Role of global and domestic shocks

The upward bias in inflation expectations has been exacerbated by a series of macroeconomic shocks. Food price spikes — often driven by unseasonal rains, droughts, or global supply disruptions — tend to weigh heavily on household sentiment. More recently, the COVID-19 pandemic, followed by global supply chain bottlenecks and geopolitical tensions, pushed up price surge expectations, particularly in categories like food and housing.

The data shows that in the second half of 2024–25, as headline inflation began to ease, professional forecasts adjusted more quickly than household expectations. This lag highlights a structural challenge: expectations formed by households are more resistant to change, and therefore more difficult for policy to influence.

Why it matters in policymaking

Persistent high price expectations among households can reduce the effectiveness of monetary policy. If people believe prices will continue to rise, they are more likely to demand higher wages or increase current spending. This can feed into actual inflation, making it harder for the central bank to bring prices under control.

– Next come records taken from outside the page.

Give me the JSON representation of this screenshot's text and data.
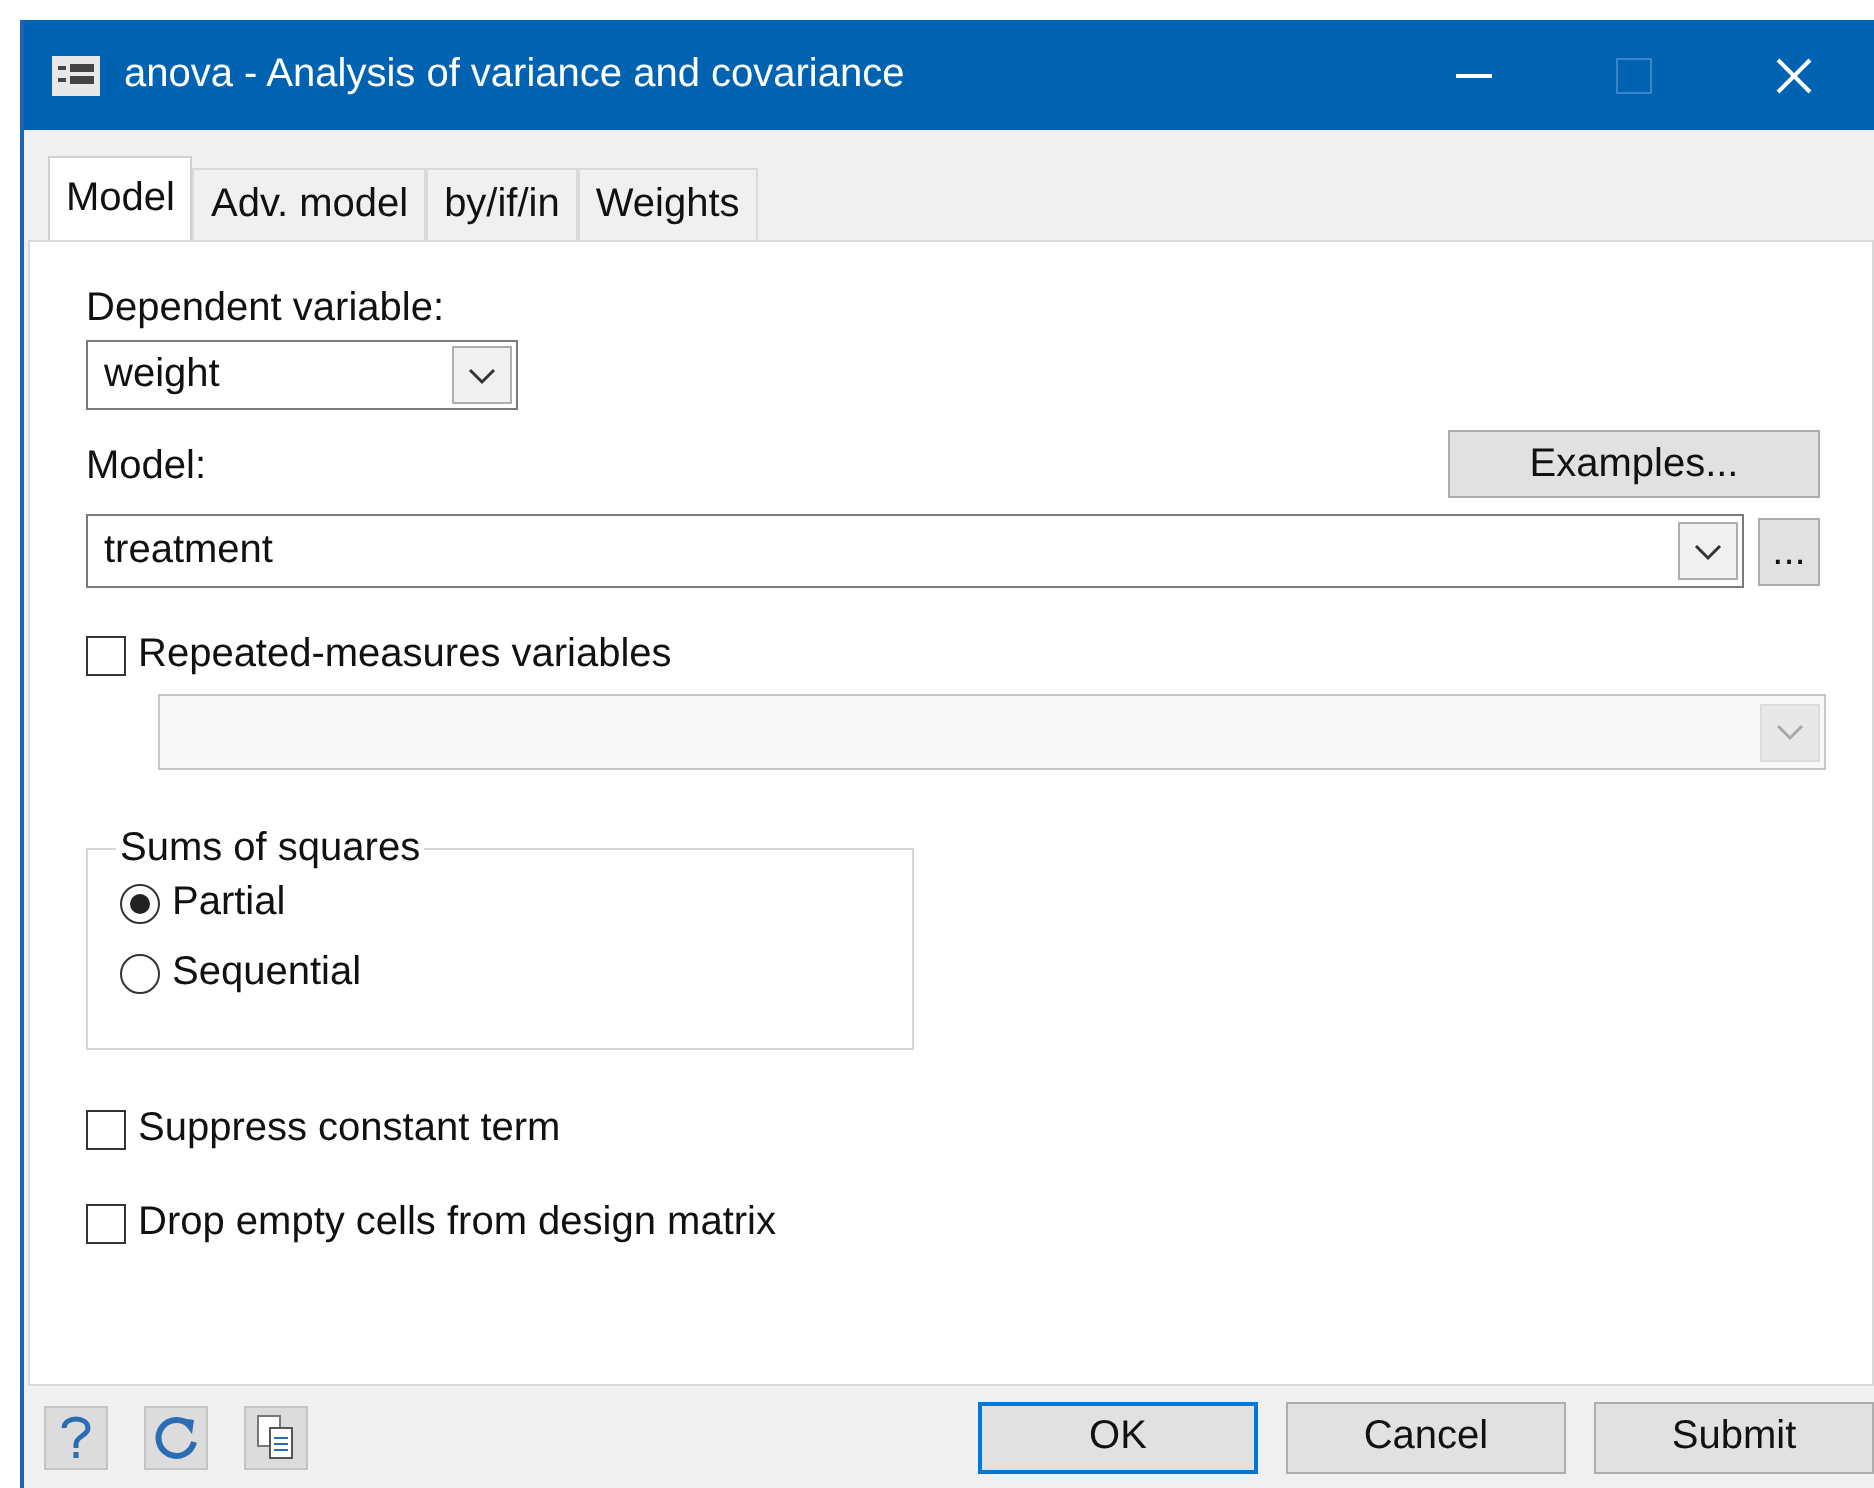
{
  "window": {
    "title": "anova - Analysis of variance and covariance"
  },
  "tabs": [
    {
      "label": "Model",
      "selected": true
    },
    {
      "label": "Adv. model",
      "selected": false
    },
    {
      "label": "by/if/in",
      "selected": false
    },
    {
      "label": "Weights",
      "selected": false
    }
  ],
  "dependent_variable": {
    "label": "Dependent variable:",
    "value": "weight"
  },
  "model": {
    "label": "Model:",
    "value": "treatment",
    "examples_button": "Examples...",
    "browse_button": "..."
  },
  "repeated_measures": {
    "label": "Repeated-measures variables",
    "checked": false,
    "field_disabled": true
  },
  "sums_of_squares": {
    "title": "Sums of squares",
    "options": [
      {
        "label": "Partial",
        "selected": true
      },
      {
        "label": "Sequential",
        "selected": false
      }
    ]
  },
  "options": [
    {
      "label": "Suppress constant term",
      "checked": false
    },
    {
      "label": "Drop empty cells from design matrix",
      "checked": false
    }
  ],
  "footer": {
    "buttons": [
      {
        "label": "OK",
        "default": true
      },
      {
        "label": "Cancel",
        "default": false
      },
      {
        "label": "Submit",
        "default": false
      }
    ]
  }
}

This creates a policy dilemma. The RBI may be compelled to tighten monetary policy even when inflation data suggests moderation. In such a scenario, achieving the twin goals of price stability and economic growth becomes harder. Moreover, the flexible inflation targeting framework itself can be undermined if the public does not believe in the central bank’s ability to hit its target.

Need for continued coordination

Despite the progress made through flexible inflation targeting, challenges remain. The study reveals the need for continued coordination between fiscal and monetary authorities. While monetary policy can influence demand-side drivers of high prices, it is less effective against supply shocks. Fiscal tools — such as export restrictions, reduced import duties, or targeted subsidies — have proved useful in stabilising food prices and tempering inflation expectations.

However, these measures need to be deployed judiciously. Over-reliance on trade restrictions, for instance, can distort markets and reduce long-term efficiency. The broader task is to build resilience in agricultural supply chains, invest in storage and logistics, and expand access to timely market information for farmers and consumers alike.

The global environment remains volatile, and India’s inflation outlook is shaped as much by international developments as by domestic policy. In this context, the RBI’s role goes beyond setting interest rates. It must continue to engage in clear communication, build public trust in its inflation targets, and strengthen the credibility of the FIT framework.

At the same time, policymakers must address demographic and sectoral disparities in inflation perceptions. Without bridging the gap between household expectations and actual inflation trends, even the best policy frameworks will struggle to deliver price stability. The path forward lies in integrating targeted fiscal measures with credible monetary action—grounded in data, and responsive to the lived experience of Indian households.